Comme le rapporte Courrier International, un climat de « suspicion permanente à l’égard de l’étranger » s’installe au Sénégal, où des contrôles d’étrangers ont lieu dans la capitale et sa banlieue. Selon le quotidien sénégalais L’Observateur, une « vaste campagne » de contrôles d’étrangers, essentiellement des ressortissants d’Afrique de l’Ouest, est menée par la Direction de la police des étrangers et des titres de voyage.

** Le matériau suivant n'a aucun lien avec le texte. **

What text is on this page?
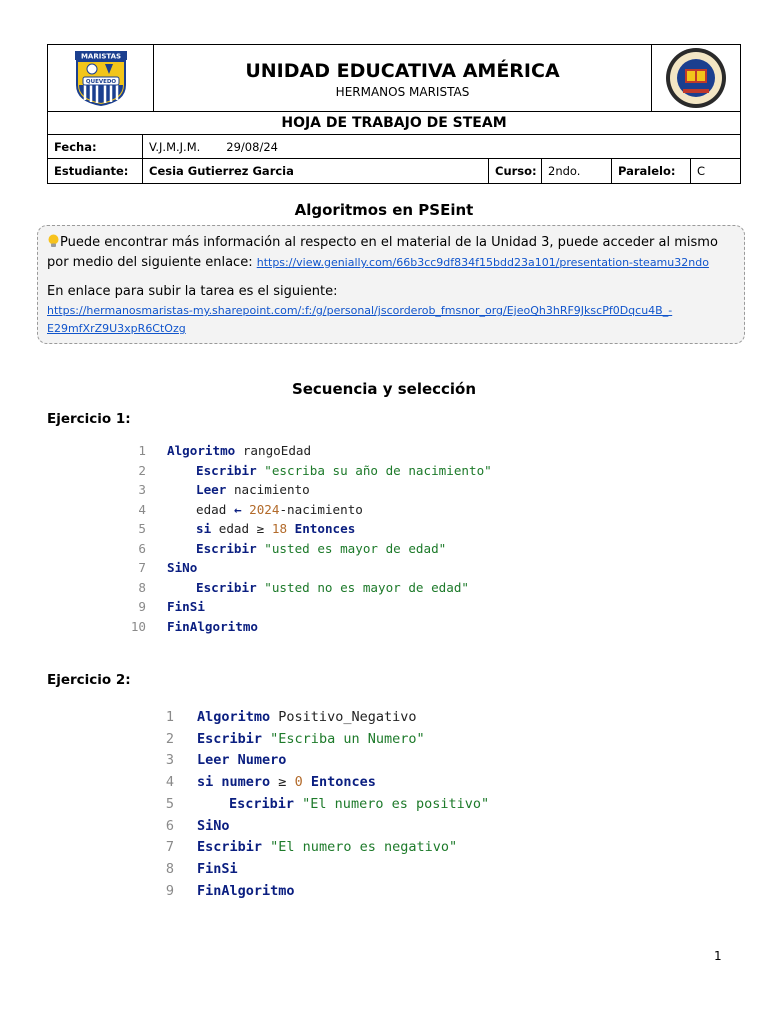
MARISTAS
QUEVEDO
UNIDAD EDUCATIVA AMÉRICA
HERMANOS MARISTAS
HOJA DE TRABAJO DE STEAM
Fecha:	V.J.M.J.M. 29/08/24
Estudiante:	Cesia Gutierrez Garcia	Curso: 2ndo.	Paralelo:	C
Algoritmos en PSEint
Puede encontrar más información al respecto en el material de la Unidad 3, puede acceder al mismo por medio del siguiente enlace: https://view.genially.com/66b3cc9df834f15bdd23a101/presentation-steamu32ndo
En enlace para subir la tarea es el siguiente:
https://hermanosmaristas-my.sharepoint.com/:f:/g/personal/jscorderob_fmsnor_org/EjeoQh3hRF9JkscPf0Dqcu4B_-
E29mfXrZ9U3xpR6CtOzg
Secuencia y selección
Ejercicio 1:
1 Algoritmo rangoEdad
2	Escribir "escriba su año de nacimiento"
3	Leer nacimiento
4	edad ← 2024-nacimiento
5	si edad ≥ 18 Entonces
6	Escribir "usted es mayor de edad"
7 SiNo
8	Escribir "usted no es mayor de edad"
9 FinSi
10 FinAlgoritmo
Ejercicio 2:
1 Algoritmo Positivo_Negativo
2 Escribir "Escriba un Numero"
3 Leer Numero
4 si numero ≥ 0 Entonces
5	Escribir "El numero es positivo"
6 SiNo
7 Escribir "El numero es negativo"
8 FinSi
9 FinAlgoritmo
1
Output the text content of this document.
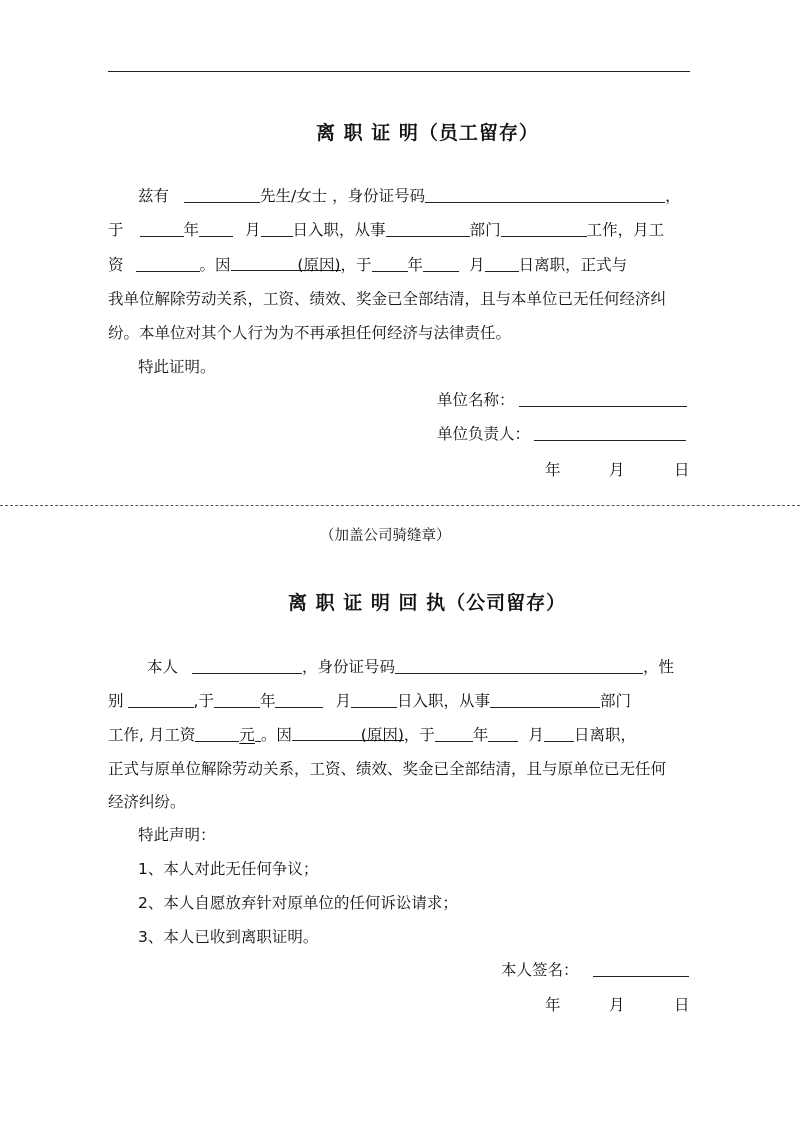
离 职 证 明（员工留存）
兹有	先生/女士 ，身份证号码	，
于	年	月 日入职，从事	部门	工作，月工
资	。因	(原因)，于 年	月 日离职，正式与
我单位解除劳动关系，工资、绩效、奖金已全部结清，且与本单位已无任何经济纠
纷。本单位对其个人行为为不再承担任何经济与法律责任。
特此证明。
单位名称：
单位负责人：
年	月	日
（加盖公司骑缝章）
离 职 证 明 回 执（公司留存）
本人	，身份证号码	，性
别	,于	年	月	日入职，从事	部门
工作, 月工资	元 。因	(原因)，于 年	月 日离职，
正式与原单位解除劳动关系，工资、绩效、奖金已全部结清，且与原单位已无任何
经济纠纷。
特此声明：
1、本人对此无任何争议；
2、本人自愿放弃针对原单位的任何诉讼请求；
3、本人已收到离职证明。
本人签名：
年	月	日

Amadou Bangoura, un étudiant béninois de 30 ans résidant au Sénégal depuis cinq ans, a vécu une expérience marquante lorsqu’il a été arrêté par une patrouille de police alors qu’il rentrait chez lui. Les agents lui ont demandé de présenter ses papiers, et bien que son titre de séjour soit en règle, il se dit marqué par cette expérience.

Ce qu'il faut retenir

  • 490 contrôles ont été effectués entre le 30 juin et le 8 juillet, conduisant à 36 personnes en situation irrégulière déférées au parquet pour séjour irrégulier.
  • Les contrôles d’étrangers ont lieu dans un contexte de « suspicion permanente à l’égard de l’étranger ».
  • Les organisations de la société civile dénoncent des interpellations arbitraires, des « exigences administratives disproportionnées » et des « rétentions prolongées ».

Contexte et réactions

D’après Courrier International, ces contrôles d’étrangers surviennent alors que le Sénégal vient de prendre la présidence de la Communauté économique des États de l’Afrique de l’Ouest (Cedeao). Les responsables d’organisations de la société civile expriment leur inquiétude quant à la banalisation d’une logique de suspicion permanente à l’égard de l’étranger.

Les discours hostiles sur les réseaux sociaux, notamment sur TikTok, visant la communauté guinéenne, qui représente plus de 40 % des résidents étrangers au Sénégal, sont également une source de préoccupation. Les ressortissants guinéens sont accusés de voler le travail des Sénégalais, un stigmate qui renvoie aux arguments brandis récemment par les activistes xénophobes en Afrique du Sud.

Enjeux et conséquences

Selon Courrier International, cette vague de contrôles d’étrangers écornent l’image de la célèbre Teranga (« hospitalité », en wolof) sénégalaise. Les organisations de la société civile craignent que ces mesures ne contribuent à créer un climat de défiance et de xénophobie au Sénégal.

Et maintenant ?

Il est difficile de prédire les conséquences exactes de ces contrôles d’étrangers, mais il est clair que le Sénégal doit trouver un équilibre entre la nécessité de renforcer la sécurité des personnes et le respect des droits des étrangers. Les prochaines semaines et mois seront cruciaux pour déterminer la direction que prendra le pays en matière de politique migratoire.

En conclusion, la situation au Sénégal est complexe et nécessite une attention particulière. Les enjeux sont importants, et les conséquences de ces contrôles d’étrangers pourraient avoir un impact significatif sur la communauté étrangère et sur l’image du pays.